6.3 A user is not allowed to copy programs using University equipment beyond what follows by the agreements concerning rights (SLA - license). It is certainly not allowed to copy licensed software for personal use beyond what appears in the Select Agreement (Microsoft Product) or similar agreements.
7. Quality of Service and Liability
7.1 Users are responsible for the use of information, programs, etc. made available through IT services. The University assumes no liability for financial losses resulting from errors or omissions in applications, data, use of information from available databases or other information obtained through the network, etc.
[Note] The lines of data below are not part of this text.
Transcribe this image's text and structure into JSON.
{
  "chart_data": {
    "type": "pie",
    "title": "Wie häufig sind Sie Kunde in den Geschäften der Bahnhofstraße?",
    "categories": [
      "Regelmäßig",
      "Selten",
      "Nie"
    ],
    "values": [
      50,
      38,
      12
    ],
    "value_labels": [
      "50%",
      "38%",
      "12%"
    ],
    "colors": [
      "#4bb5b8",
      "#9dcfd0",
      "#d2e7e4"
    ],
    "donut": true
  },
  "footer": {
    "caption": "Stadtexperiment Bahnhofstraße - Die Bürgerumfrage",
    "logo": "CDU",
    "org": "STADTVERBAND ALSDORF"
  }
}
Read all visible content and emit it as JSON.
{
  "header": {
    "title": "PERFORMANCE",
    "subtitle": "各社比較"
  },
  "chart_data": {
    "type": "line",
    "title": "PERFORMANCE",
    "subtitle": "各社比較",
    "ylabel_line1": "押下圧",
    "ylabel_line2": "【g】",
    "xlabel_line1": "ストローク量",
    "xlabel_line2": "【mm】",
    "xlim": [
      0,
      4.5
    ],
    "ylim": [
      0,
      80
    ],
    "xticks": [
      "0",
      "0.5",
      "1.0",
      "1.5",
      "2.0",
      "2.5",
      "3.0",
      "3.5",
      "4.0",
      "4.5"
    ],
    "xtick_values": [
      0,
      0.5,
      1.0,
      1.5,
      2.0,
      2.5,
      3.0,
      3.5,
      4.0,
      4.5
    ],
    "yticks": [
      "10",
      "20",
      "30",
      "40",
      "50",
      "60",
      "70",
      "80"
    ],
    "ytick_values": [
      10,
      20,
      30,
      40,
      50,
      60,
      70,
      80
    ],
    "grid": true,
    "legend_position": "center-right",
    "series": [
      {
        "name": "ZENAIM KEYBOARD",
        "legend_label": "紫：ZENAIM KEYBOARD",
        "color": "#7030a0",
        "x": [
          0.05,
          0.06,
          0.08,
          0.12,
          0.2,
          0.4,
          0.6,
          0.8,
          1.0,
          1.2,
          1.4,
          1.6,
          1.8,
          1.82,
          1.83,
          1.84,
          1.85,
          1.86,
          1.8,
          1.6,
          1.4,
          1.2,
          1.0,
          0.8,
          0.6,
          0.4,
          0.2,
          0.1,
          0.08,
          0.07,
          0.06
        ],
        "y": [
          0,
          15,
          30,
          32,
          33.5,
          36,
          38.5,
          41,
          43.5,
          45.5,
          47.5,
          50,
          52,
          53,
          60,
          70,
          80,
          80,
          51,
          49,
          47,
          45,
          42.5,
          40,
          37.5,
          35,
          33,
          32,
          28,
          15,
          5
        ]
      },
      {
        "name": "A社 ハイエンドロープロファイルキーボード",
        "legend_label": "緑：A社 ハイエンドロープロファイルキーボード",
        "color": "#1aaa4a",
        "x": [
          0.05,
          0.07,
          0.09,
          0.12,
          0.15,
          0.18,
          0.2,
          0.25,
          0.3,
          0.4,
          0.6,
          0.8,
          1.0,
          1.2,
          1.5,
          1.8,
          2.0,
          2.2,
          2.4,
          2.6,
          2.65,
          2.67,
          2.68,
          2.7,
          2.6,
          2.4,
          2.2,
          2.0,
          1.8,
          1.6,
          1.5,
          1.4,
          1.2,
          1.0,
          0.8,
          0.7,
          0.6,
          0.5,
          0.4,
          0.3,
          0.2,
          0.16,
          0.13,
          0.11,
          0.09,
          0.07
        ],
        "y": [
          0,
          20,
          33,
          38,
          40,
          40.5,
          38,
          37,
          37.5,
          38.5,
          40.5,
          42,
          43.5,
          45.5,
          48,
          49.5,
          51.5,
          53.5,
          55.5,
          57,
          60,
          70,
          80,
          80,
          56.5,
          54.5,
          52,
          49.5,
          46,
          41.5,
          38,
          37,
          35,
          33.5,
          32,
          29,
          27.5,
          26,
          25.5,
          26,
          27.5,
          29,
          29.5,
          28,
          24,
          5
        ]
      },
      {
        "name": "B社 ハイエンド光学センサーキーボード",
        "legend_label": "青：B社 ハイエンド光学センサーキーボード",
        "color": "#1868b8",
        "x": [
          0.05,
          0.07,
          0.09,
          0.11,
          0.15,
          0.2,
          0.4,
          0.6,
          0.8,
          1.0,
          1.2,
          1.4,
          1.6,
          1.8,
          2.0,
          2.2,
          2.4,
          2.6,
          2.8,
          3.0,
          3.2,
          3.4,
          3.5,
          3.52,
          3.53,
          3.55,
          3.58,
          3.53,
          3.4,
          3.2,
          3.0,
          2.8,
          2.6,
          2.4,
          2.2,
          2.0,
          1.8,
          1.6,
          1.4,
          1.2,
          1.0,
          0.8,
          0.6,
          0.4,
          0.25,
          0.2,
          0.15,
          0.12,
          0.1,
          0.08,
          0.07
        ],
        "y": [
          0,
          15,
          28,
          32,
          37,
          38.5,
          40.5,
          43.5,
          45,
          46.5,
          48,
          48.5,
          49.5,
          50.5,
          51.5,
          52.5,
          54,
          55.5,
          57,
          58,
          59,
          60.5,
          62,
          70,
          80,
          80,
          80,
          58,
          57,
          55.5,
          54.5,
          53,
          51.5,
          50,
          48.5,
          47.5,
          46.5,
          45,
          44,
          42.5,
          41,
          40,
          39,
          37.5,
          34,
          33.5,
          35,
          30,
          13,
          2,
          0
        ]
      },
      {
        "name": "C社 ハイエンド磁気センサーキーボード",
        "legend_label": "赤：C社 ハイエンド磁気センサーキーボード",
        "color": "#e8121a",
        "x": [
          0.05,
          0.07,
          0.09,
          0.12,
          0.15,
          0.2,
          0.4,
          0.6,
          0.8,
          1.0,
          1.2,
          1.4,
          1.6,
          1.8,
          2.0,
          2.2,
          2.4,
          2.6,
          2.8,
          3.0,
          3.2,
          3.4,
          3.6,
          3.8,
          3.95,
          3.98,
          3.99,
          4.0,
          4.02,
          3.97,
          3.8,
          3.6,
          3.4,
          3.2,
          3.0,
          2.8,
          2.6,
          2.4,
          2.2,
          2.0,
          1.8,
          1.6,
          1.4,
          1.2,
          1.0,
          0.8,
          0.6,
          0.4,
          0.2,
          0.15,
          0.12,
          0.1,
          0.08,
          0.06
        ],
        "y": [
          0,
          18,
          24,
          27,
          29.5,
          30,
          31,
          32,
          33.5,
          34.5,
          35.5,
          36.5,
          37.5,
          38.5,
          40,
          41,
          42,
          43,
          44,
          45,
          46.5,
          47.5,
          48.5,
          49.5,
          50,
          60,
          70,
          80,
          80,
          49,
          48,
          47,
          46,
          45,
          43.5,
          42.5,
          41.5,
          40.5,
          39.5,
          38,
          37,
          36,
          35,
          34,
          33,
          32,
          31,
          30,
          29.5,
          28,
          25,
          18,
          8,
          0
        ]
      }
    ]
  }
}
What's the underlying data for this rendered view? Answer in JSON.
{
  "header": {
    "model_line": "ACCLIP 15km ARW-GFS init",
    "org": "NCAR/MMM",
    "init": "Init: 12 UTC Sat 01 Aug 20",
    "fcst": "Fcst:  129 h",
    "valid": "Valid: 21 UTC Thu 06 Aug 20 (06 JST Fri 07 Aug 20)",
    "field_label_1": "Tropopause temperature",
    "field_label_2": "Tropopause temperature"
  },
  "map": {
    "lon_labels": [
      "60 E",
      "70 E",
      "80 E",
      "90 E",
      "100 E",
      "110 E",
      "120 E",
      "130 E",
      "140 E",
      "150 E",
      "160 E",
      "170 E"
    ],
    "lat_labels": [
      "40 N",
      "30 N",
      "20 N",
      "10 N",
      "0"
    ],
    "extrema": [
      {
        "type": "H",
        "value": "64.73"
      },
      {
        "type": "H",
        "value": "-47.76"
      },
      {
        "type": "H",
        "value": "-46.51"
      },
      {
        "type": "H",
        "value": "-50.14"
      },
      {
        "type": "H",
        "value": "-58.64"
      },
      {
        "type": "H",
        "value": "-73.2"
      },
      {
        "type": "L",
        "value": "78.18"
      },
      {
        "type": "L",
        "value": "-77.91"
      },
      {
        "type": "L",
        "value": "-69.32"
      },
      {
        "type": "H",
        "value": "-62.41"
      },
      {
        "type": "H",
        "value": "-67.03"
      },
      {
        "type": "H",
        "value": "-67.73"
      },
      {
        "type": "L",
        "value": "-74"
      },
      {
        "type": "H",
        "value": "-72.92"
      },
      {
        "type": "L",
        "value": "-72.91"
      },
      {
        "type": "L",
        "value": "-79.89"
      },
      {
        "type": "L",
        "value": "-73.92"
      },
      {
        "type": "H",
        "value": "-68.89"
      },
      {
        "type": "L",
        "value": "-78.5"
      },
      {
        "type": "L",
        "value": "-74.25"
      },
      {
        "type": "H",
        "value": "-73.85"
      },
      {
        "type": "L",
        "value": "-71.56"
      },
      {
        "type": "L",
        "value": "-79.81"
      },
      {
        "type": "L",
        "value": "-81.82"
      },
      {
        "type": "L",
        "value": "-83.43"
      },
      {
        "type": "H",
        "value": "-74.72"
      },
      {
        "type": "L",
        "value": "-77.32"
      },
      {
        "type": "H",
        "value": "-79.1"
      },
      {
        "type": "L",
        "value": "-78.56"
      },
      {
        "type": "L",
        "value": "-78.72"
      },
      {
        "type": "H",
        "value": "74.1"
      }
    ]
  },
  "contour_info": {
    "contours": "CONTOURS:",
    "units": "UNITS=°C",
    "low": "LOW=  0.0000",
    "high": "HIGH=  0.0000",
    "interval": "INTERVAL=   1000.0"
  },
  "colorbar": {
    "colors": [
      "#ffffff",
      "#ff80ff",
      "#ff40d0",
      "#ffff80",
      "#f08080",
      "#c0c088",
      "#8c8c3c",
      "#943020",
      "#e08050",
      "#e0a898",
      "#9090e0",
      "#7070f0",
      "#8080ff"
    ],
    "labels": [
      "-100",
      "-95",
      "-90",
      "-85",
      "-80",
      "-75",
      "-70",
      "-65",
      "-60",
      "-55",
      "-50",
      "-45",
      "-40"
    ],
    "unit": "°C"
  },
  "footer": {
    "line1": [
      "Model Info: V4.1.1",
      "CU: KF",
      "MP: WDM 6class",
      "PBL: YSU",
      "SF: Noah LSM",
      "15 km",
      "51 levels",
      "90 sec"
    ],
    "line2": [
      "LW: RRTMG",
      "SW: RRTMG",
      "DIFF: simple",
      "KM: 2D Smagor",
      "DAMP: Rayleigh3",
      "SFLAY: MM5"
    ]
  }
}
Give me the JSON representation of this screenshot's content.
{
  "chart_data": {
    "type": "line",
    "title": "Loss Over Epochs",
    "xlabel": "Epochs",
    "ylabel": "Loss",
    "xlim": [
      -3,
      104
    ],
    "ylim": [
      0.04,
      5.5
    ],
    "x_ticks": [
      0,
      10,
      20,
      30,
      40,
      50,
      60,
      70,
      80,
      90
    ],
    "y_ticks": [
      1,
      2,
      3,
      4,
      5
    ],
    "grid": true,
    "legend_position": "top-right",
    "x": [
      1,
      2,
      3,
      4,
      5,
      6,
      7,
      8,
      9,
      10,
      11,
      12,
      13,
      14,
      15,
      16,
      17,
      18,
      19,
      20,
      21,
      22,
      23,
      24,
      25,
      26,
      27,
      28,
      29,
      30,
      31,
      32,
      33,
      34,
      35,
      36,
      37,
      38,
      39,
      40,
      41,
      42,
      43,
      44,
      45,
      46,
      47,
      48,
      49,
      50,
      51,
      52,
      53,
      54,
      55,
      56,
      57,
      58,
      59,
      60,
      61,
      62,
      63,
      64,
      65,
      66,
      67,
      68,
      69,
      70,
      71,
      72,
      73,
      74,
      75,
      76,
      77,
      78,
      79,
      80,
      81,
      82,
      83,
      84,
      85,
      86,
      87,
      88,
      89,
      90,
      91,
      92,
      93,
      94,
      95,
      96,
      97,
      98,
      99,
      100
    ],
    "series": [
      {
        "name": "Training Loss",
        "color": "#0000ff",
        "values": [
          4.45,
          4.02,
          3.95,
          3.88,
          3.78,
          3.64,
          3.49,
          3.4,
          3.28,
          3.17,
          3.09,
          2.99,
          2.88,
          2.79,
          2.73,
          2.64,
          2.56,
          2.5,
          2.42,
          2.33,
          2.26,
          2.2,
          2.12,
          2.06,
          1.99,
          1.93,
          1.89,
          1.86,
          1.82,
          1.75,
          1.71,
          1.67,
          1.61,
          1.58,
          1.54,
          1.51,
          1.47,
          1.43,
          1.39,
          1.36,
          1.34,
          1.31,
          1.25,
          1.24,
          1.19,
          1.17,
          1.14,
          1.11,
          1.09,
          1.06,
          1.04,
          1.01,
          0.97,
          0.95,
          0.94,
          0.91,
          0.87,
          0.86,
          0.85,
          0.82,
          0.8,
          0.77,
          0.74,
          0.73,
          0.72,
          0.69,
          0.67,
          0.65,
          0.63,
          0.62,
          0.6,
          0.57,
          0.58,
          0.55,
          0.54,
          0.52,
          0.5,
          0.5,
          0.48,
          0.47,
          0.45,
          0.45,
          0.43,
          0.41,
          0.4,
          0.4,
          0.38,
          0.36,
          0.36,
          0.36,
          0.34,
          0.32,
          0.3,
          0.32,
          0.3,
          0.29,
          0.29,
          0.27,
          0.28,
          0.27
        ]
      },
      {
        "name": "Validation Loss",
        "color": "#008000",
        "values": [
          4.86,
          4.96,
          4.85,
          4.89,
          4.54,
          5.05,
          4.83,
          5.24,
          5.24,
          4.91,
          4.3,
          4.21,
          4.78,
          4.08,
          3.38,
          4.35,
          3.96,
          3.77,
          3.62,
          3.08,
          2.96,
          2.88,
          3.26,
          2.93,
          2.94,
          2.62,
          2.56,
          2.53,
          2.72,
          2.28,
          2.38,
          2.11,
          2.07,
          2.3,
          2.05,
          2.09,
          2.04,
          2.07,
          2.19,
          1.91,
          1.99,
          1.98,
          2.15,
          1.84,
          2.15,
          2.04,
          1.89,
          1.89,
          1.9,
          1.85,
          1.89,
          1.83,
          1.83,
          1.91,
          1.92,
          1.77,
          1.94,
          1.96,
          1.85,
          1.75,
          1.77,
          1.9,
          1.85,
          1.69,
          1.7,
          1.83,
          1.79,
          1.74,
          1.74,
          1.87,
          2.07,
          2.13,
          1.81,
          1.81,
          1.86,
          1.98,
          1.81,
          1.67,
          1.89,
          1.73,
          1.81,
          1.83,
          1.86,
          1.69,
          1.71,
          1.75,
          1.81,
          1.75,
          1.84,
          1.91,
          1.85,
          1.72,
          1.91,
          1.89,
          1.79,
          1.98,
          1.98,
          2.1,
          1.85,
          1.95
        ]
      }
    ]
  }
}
8. IT services/university's right of access
8.1 IT Services/university has the right to seek access to the individual user's reserved areas in the facility with the aim of: (1) ensuring the system's functionality, or (2) to verify that users do not violate or have not violated these regulations. It is assumed that such access will only be sought when there is particular reason to suspect irregularities and when it is of great importance for the operation or the University's liability. The IT department does not have access to a user's reserved areas without special permission from the University Director.
8.2 The IT department’s inspections to ensure stable operation and to prevent unauthorized access to data is expected to take place within the framework set by rules and regulations. All inspections concerned with individual users must be registered in a journal. Reports on such inspections are to be sent to the University Director.
8.3 If the use of a workstation, terminal or other end user equipment, due to reliability or other issues, are monitored by the IT department, this shall be made public by branding the device or in another appropriate manner.
8.4 Information about users, obtained in this way, is confidential. The only exception is that information about factors that may represent a breach of IT regulations can be communicated to superiors.
9.1 In instances where these regulations are violated, the head of the IT department or his deputy may immediately revoke the student’s account and the right to use the University's computer equipment and network for up to 1 week. Similar sanctions against employees will be taken if determined by the University Director or his deputy. Such instances must be reported immediately to a superior, ie, department or section for staff and the study secretariat when students are involved.
9.2 For repeated and / or serious violations of these regulations users may be denied access to the University's IT services for a longer period of time. Such a decision is taken by the University Director when the matter involves employees and the study director when the case applies to students. They assess whether further sanctions should be implemented. Users have the right to appeal against decisions concerning access to IT-services at UiA pursuant to the Public Administrations Act.
9.3 The University Board is the Appellate Body in matters relating to staff and students.